Alors ouaiiiis, je vois déjà débarquer le WWF, les militants de PETA vont vouloir faire cramer mon appart et Brigitte Bardot va… je sais pas… fredonner le générique de « 30 millions d’amis » peut-être. Mais vous le savez, j’aime vivre dangereusement. Surtout pour ce qui est de Brigitte Bardot. Alors je l’écris haut et fort : Le Bull Riding c’est un truc de OUF. Genre un truc de malade. Qui suinte la testostérone. Un truc épique avec de la terre, du sang et des larmes (en fait c’est plutôt de la bave, mais ça faisait tout de suite moins épique.). Bref, c’est vraiment cool.

Faut avouer que rien que l’affiche me donnait envie d’y aller.

Ce n’est pas seulement du rodéo : c’est le sport le plus rude sur terre !

Alors cette fois-ci on arrête de faire son ermite et on fait chauffer la CB. Et tant qu’à faire, tant qu’affaire, tank à fer autant prendre des bonnes places. Des Cow Boys en jeans moulant, de la sueur, je m’en voudrais de rater ça. Pour la science bien entendu, l’expérience… tout ça…

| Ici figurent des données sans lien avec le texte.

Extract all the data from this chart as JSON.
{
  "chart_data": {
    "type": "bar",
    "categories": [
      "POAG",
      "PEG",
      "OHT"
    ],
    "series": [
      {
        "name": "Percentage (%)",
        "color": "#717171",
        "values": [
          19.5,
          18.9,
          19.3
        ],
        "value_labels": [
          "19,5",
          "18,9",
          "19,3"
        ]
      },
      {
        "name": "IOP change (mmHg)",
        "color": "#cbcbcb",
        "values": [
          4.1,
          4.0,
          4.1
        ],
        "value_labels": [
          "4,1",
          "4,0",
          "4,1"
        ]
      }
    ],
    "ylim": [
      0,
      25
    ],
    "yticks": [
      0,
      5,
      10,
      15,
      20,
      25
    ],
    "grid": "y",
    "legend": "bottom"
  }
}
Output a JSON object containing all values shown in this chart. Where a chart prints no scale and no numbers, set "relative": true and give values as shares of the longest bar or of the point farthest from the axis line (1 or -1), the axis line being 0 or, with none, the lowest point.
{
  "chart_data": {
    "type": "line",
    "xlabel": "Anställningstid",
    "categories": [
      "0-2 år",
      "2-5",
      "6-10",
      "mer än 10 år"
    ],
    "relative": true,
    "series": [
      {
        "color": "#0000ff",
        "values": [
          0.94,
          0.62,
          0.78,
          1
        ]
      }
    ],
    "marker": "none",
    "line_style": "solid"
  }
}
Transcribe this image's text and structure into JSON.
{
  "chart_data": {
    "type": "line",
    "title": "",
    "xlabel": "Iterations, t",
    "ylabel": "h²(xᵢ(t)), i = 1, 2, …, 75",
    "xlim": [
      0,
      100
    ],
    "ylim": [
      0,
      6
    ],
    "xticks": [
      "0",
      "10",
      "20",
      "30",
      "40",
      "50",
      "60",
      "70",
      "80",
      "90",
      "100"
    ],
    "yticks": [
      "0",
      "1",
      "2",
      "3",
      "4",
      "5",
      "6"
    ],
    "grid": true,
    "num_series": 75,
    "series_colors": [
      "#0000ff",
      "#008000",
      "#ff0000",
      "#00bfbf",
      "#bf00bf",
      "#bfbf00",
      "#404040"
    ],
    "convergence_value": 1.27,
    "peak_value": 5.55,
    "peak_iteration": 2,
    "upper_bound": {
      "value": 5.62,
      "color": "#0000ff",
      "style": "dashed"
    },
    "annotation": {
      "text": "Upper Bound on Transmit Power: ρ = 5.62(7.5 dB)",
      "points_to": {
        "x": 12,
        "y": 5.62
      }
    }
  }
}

Et comme je fais bien les choses, et histoire de ne pas passer deux heures à regarder un spectacle sans rien y comprendre (j’ai essayé avec le hockey, ben laissez-moi vous dire que c’est pas marrant) je me renseigne un peu avant d’y aller. Et quelle ne fut pas ma surprise de découvrir qu’en fait c’est bien un vrai sport, avec des vraies règles et tout. Oh ça va hein, vous aussi vous pensez encore que le but c’est de tenir le plus longtemps possible sur un taureau très énervé avant de se faire violemment éjecter, piétiner, encorner…

Et bien en réalité, pas du tout.

…Enfin pour le « éjecter, piétiner, encorner » je dis pas…

Mais le fait est que le Bull Riding est un chouïa plus complexe qu’on l’imagine au premier abord, ce qui rend, selon moi, le tout encore plus impressionnant, en plus d’être réellement dangereux.

Le principe de base est assez évident : réussir à rester sur le taureau. Et ce pendant 8 secondes. Et mine de rien, 8 secondes c’est long.

http://www.youtube.com/watch?v=dmxtHv6WpR0 Cette vidéo en explique très bien les différentes règles, mais comme elle est en anglais, je vais vous faire un rapide résumé.

« The Bull Rope » : Il s’agit de la corde, tressée à plat, qui entoure la poitrine du taureau juste derrière ses pattes avant et à laquelle s’agrippe (de toutes ses forces) le Rider, avec une seule main (gauche ou droite, je suppose que ça dépend du Rider). En bas de la corde se trouvent deux cloches qui servent à lester un minimum la corde.

« Bucked Off » : Se dit lorsque le Rider est éjecté du taureau avant les 8 secondes réglementaires, auquel cas il ne marque aucun score.

« Disqualification » : Un Rider peut cependant être disqualifié et/ou ne réaliser aucun score même s’il parvient à se maintenir pendant les 8 secondes. Un Rider est disqualifié s’il touche le taureau, lui-même ou la main qui tient la « bull rope » avec sa main restée libre. Ce qui, j’imagine, nécessite des abdo’ en titane.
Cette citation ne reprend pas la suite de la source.